Ainda que alguns autônomos consigam salário mensal superior ao que poderiam obter em um emprego fixo com carteira assinada, Mattos lembra que os trabalhadores por conta própria não têm acesso a uma série de mecanismos de proteção social. Eles não usufruem, por exemplo, de diretos que geram renda além do vencimento básico, como FGTS, férias remuneradas e abonos.
Cenário nacional
A expansão no número de trabalhadores por conta própria no Rio Grande do Sul acompanha tendência nacional. No quarto trimestre de 2019, o Brasil também atingiu o maior número de pessoas nessa situação desde o início da Pnad Contínua.

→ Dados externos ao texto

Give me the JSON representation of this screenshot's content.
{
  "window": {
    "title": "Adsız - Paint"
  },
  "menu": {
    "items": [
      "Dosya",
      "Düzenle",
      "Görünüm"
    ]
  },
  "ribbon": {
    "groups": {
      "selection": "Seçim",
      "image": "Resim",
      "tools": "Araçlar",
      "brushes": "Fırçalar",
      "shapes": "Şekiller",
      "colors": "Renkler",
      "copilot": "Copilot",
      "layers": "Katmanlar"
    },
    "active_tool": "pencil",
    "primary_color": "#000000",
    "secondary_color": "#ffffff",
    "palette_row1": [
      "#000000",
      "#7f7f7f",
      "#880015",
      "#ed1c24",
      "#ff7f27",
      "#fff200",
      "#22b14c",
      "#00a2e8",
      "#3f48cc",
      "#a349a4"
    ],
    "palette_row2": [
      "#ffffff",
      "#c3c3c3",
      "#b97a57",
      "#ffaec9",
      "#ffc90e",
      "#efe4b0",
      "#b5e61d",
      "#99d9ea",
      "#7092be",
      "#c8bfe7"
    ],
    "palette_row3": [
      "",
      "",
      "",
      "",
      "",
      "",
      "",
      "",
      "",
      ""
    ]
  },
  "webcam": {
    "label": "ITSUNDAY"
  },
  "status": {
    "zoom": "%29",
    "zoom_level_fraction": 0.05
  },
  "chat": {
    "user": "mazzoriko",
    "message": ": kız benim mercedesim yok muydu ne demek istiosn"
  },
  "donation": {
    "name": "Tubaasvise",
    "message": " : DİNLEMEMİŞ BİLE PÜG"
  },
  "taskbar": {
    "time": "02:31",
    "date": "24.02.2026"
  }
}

Havia 24,557 milhões de indivíduos, dos quais 19,456 milhões na informalidade e 5,101 milhões com CNPJ.
Na comparação com o mesmo período de 2018, houve acréscimo de 782 mil pessoas neste grupo. Em relação ao quarto trimestre de 2014, antes da crise, o incremento é de 2,920 milhões.
Para o economista e professor do Insper Fernando Leite Neto, somente a retomada consistente da economia poderá fazer com que o número de trabalhadores por conta própria recue.

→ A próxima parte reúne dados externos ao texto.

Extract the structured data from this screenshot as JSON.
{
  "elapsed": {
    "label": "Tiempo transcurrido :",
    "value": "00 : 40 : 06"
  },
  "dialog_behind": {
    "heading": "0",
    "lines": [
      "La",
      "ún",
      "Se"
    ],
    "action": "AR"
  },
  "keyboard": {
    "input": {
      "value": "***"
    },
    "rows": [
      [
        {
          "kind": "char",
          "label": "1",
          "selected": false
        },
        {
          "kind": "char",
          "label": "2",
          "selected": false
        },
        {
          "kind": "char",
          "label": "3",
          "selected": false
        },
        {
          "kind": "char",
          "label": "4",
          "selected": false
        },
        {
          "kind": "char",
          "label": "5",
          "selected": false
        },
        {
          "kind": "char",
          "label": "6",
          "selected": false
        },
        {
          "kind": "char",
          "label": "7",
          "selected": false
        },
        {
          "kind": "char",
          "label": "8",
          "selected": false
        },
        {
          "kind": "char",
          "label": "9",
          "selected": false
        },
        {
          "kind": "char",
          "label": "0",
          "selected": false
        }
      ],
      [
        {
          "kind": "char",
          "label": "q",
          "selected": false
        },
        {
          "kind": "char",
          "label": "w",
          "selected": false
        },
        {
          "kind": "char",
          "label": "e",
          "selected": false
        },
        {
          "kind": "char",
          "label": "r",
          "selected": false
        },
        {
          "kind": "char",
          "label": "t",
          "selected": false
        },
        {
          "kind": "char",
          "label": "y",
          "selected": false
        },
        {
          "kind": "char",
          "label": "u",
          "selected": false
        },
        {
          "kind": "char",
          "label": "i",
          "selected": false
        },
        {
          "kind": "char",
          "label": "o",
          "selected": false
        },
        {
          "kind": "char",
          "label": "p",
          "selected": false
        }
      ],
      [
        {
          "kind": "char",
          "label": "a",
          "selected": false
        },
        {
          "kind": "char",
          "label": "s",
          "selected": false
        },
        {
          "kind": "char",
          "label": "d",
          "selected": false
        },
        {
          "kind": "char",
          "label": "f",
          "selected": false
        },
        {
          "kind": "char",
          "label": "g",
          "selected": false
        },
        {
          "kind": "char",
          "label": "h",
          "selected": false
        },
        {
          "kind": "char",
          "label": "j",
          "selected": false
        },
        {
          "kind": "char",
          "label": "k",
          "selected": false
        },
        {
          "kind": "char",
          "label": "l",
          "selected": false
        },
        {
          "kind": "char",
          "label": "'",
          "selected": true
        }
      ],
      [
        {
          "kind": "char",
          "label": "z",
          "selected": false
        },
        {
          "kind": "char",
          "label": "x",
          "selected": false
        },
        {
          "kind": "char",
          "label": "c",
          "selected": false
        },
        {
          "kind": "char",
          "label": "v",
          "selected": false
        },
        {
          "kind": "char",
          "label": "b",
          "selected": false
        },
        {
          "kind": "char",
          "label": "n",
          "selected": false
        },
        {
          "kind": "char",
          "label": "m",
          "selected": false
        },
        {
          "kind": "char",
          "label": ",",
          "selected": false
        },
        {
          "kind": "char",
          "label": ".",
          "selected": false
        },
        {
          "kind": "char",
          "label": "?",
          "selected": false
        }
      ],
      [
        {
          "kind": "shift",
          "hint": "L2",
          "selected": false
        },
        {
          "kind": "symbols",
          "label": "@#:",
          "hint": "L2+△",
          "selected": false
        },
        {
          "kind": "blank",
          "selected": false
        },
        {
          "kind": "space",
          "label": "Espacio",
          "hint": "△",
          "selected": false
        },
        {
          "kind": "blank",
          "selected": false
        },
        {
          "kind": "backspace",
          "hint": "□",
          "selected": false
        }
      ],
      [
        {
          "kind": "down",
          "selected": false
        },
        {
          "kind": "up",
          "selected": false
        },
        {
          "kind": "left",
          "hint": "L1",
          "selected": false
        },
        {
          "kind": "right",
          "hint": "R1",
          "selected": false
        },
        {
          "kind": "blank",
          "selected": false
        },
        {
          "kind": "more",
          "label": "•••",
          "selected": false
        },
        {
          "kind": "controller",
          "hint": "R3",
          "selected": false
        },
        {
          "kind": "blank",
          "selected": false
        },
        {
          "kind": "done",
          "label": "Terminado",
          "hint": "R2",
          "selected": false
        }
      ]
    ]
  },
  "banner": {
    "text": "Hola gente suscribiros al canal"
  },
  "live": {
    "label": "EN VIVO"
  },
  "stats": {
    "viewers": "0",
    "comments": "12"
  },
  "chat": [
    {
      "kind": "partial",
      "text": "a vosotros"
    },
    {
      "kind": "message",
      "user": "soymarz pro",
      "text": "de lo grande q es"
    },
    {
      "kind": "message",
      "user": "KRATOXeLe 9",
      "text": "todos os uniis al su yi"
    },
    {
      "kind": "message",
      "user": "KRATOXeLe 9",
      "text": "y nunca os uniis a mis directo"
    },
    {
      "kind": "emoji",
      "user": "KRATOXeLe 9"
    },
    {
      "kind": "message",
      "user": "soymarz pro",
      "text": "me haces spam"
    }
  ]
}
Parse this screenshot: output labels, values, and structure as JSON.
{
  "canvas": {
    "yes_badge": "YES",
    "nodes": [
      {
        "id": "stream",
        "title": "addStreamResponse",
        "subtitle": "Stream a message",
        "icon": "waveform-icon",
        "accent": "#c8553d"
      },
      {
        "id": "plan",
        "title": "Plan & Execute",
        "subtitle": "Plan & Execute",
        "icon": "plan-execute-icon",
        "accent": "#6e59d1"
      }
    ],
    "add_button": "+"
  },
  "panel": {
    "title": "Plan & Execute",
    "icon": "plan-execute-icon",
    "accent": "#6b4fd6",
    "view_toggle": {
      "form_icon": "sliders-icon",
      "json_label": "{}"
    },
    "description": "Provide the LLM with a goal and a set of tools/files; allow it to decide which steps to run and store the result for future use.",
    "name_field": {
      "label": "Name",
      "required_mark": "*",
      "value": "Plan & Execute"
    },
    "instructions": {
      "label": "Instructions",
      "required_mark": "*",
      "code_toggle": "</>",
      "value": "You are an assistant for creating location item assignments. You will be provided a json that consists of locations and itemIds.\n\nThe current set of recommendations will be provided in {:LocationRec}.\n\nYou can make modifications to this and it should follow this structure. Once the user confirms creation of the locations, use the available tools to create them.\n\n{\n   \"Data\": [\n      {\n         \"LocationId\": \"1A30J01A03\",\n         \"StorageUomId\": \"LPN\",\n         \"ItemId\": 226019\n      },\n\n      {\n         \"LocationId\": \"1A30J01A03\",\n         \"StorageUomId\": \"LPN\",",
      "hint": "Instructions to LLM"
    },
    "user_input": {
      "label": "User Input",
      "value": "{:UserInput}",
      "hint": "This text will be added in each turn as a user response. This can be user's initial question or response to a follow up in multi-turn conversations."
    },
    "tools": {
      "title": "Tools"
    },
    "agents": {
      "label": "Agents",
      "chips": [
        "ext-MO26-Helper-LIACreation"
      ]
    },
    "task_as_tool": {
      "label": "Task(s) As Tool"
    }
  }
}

— Com a reação da economia, a estrutura do mercado muda. À medida que aparecerem oportunidades de emprego, a tendência é que o cara que hoje está trabalhando com transporte por aplicativos migre para uma vaga formal — exemplifica.
Com a retomada lenta da atividade econômica, a tendência é de que a quantidade de autônomos siga crescendo, projeta Leite Neto. Nesse sentido, o economista reforça que a expectativa inicial de crescimento da economia brasileira em 2020 está sendo revisada para baixo nas últimas semanas. O relatório Focus, elaborado pelo Banco Central com base nas estimativas de consultorias e bancos, indicava no início de janeiro que o Produto Interno Bruto (PIB) subiria 2,3%. Agora, a expansão prevista é de 2,2% neste ano.
Além disso, o impacto das revisões semanais elaboradas pelo estudo poderá ser mais significativo, dependendo do efeito projetado pela ação do coronavírus sobre a atividade econômica do país e do Estado.